Tezos Rio Upgrade Goes Live—Supercharging Staking and L2 Rewards
Tezos just flipped the switch on its Rio upgrade, and the network’s staking game will never be the same. Validators get more flexibility, layer-2 projects score juicy incentives, and the whole ecosystem dodges another ’ETH killer’ bullet by actually delivering.
Stakers, rejoice: Rio slashes delegation lock-ups and lets you rebalance your baked XTZ without sweating exit queues. Meanwhile, L2 builders get a fat carrot to scale throughput—because apparently ’decentralization’ now means bribing devs to fix your bottlenecks.

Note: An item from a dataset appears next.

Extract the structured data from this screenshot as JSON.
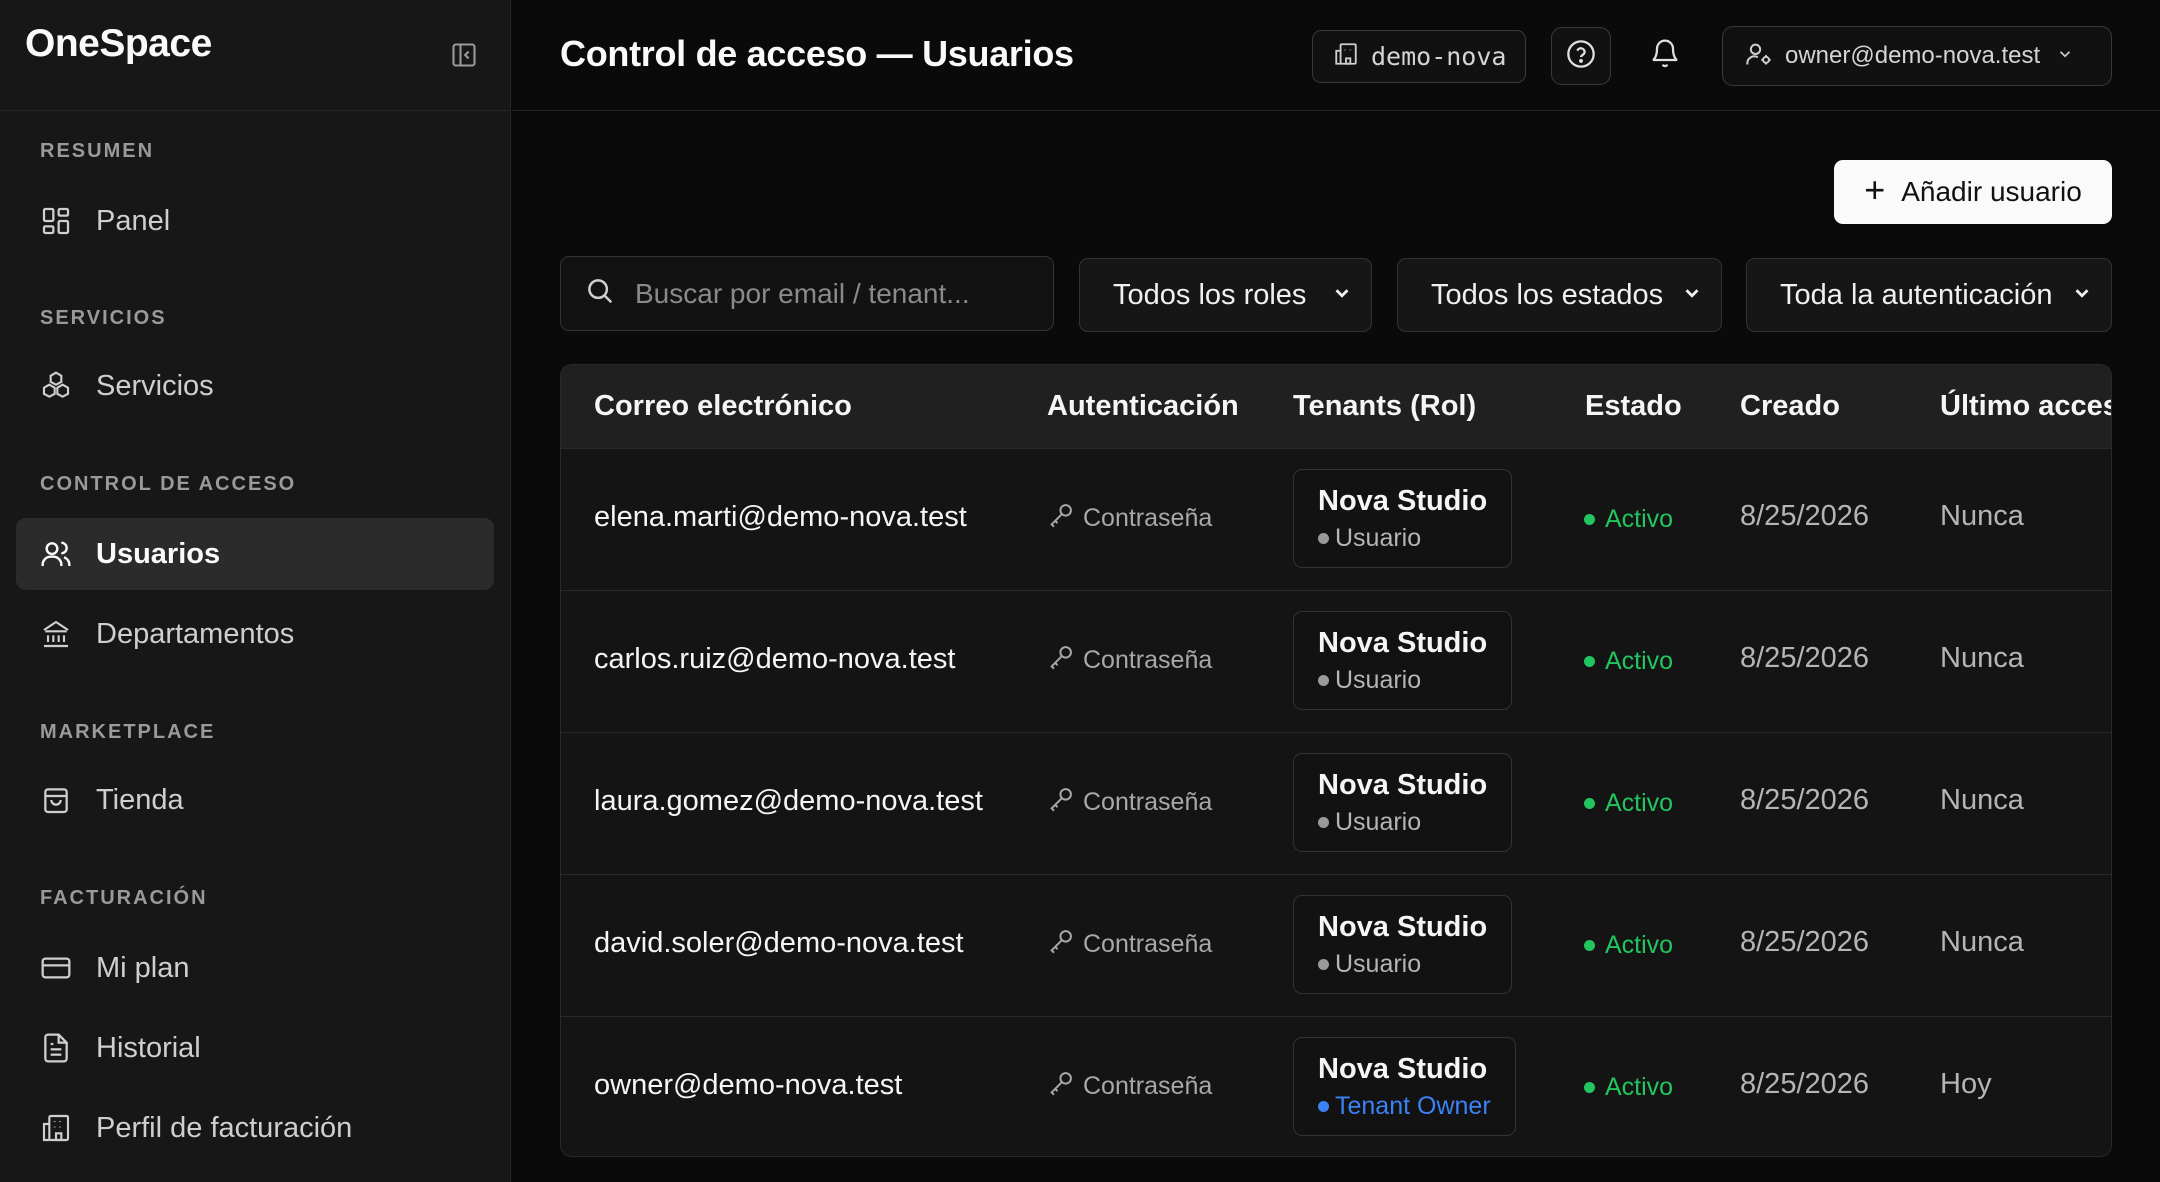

Will this finally make Tezos trend alongside the usual VC-backed hype trains? Unlikely. But for once, a blockchain upgrade does what it says on the tin—no vaporware, no ’coming soon’ delays. Take notes, Solana.
DAL and scalability
Rio also advances the adoption of the Tezos Data Availability Layer (DAL), first introduced on mainnet with the Paris upgrade in 2024.
The DAL is designed to improve scalability by increasing the volume of transaction data that can be published on-chain by up to 4,000 times, while reducing the costs for rollup-based applications like Etherlink.

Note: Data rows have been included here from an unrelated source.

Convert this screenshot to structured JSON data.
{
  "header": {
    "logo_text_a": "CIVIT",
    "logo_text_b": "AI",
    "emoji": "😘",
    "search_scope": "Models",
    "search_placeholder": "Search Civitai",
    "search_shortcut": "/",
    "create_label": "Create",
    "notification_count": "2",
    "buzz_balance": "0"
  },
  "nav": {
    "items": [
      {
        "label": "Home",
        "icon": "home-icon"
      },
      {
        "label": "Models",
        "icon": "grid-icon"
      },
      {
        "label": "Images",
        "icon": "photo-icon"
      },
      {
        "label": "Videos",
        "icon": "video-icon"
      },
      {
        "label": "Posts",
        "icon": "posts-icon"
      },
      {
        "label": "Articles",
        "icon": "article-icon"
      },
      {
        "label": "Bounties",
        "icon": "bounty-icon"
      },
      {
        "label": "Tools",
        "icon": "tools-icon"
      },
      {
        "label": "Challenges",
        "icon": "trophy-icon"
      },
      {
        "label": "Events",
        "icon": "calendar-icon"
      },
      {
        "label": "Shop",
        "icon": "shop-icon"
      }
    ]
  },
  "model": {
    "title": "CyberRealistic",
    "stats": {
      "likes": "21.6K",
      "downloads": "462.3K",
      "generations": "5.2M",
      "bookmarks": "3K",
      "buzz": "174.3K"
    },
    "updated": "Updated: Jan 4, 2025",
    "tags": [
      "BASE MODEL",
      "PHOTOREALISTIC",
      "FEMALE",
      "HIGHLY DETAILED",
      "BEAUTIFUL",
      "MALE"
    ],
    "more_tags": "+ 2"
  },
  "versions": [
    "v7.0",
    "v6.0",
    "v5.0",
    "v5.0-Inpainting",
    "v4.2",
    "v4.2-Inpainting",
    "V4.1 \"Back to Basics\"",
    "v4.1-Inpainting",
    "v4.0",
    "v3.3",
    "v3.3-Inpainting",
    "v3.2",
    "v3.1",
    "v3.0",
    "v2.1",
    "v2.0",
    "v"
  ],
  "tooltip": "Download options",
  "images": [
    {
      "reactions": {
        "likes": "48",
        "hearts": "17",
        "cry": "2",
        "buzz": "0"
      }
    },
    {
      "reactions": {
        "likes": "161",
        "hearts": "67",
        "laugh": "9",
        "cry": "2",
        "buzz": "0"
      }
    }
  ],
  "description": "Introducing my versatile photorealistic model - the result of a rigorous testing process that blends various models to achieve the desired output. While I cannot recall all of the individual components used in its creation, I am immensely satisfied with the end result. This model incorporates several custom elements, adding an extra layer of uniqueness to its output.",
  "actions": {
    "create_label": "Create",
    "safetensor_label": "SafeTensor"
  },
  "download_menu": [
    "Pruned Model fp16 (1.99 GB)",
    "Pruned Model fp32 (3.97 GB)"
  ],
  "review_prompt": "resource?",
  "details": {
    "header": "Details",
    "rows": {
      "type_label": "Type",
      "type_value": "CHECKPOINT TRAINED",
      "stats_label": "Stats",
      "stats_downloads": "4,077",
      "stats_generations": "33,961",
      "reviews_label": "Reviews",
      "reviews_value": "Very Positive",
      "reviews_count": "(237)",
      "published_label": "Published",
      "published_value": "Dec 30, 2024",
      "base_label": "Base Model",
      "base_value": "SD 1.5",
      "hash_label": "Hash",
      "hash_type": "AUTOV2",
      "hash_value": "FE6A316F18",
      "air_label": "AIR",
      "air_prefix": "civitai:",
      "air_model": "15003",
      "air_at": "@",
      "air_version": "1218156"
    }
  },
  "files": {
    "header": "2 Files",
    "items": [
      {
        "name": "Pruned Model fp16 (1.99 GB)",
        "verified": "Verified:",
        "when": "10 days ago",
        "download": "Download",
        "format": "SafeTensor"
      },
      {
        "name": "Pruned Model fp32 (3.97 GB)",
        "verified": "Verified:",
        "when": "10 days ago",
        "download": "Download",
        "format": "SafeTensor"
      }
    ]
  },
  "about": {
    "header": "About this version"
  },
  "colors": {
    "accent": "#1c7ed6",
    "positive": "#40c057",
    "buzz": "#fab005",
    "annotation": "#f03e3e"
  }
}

With Rio, the protocol now allocates 10% of baking rewards to bakers participating in DAL, creating a direct incentive to support L2 scaling.
To improve network reliability, Rio introduces stricter inactivity thresholds for bakers. Under the new rules, bakers who remain unresponsive for more than two days are marked inactive and temporarily lose their consensus rights.
This measure is designed to reduce the risk of slowdowns and increase the network’s overall resilience.
The upgrade was developed collaboratively by Nomadic Labs, Trilitech, and Functori, and is part of Tezos’ ongoing approach to self-amending upgrades and community-led governance.